И все, знаете, в этом роде на их счет разъезжаю. Собеседники мои, видя, что я в таком азарте, уже меня не трогают, а только, кои повеселее, посмеиваются да ноготками об рюмки с хересом пощелкивают, а милота моя, застенчивый человек Евграф Иванович, весь стыдом за меня проникся - набрал со стола полную горсть карточных двоек, растопырил их в обеих руках веером, весь ими закрылся и шепчет:
- Ах, Порфирий Никитич, ах, бее-с-сстыд-д-дннк какой, что-о-о он рассказывает! В ва-с со-о-страдания нет...
Меня эта краснодевственность его еще больше взорвала.
"Вот так, - думаю, - у нас всегда, у русских: правый, с чистой совестью, сидит да краснеет, а нахал прожженный, как вороватый кухонный кот-васька, знай уписывает, что стянул, и ухом не ведет.
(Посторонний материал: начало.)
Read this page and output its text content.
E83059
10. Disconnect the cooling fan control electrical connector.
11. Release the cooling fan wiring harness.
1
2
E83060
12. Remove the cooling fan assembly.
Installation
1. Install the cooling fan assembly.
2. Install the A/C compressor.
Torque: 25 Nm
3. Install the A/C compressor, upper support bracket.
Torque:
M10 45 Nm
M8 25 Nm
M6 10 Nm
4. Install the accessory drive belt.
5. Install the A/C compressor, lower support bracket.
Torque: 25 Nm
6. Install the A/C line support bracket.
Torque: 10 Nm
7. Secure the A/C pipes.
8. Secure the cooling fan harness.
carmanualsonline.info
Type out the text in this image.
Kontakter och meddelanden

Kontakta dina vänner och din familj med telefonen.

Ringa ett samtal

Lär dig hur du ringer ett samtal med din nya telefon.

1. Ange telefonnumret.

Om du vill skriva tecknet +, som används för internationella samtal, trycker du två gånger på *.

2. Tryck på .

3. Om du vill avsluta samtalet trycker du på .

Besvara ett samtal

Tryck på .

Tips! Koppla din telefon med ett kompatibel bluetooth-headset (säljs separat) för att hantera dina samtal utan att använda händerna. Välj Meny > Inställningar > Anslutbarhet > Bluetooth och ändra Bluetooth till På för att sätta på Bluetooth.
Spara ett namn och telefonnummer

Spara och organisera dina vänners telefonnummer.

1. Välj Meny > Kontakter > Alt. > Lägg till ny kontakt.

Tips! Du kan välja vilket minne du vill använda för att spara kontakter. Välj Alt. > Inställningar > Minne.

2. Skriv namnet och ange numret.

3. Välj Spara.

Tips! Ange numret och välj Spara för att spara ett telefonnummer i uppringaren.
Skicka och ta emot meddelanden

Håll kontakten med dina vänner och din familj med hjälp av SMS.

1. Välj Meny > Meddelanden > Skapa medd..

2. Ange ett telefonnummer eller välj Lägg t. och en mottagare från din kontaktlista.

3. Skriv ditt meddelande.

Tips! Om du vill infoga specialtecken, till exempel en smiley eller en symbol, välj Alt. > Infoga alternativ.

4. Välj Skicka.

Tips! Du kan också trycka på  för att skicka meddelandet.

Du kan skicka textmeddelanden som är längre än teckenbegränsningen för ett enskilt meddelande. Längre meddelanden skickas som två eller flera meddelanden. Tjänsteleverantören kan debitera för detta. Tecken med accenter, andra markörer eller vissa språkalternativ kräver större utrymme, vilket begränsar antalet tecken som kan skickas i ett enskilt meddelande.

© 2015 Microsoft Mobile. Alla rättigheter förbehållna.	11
И с этим оглянулся назад, где за столом сидел раздражавший меня провиантщик, и вижу, что он и точно ухом не ведет. Чтобы он не слыхал этого моего широковещания насчет всей его почтенной корпорации, - этого и быть не могло; но сидит себе, как сидел, курит большую благовонную регалию да козыряет. И как все у человека очень много зависит от настроения, то уж мне кажется, что и козыряет-то, или, просто сказать, картами ходит он как-то особенно противно: так это, знаете, как-то их словно от себя и пальцем не шевеля пошвыривает: "дескать, на вам, сволочи, - мне все это наплевать". Еще он мне этим стал отвратительнее через то, что как будто он же надо мною своим спокойствием некоторого верха брал: я надрываюсь, задираю, гавкаю на него, как шавка на слона, а он и ухом не хлопнет. Я и полез еще далее.
"Ну так врешь же, - думаю, - волк тебя ешь! Ты у меня повернешься; я, брат, человек русский и церемониться не стану; приятен или неприятен буду хозяину, а уж я тебя жигану". И жиганул: все, что знал о нем лично, все в нехитром иносказании и пустил.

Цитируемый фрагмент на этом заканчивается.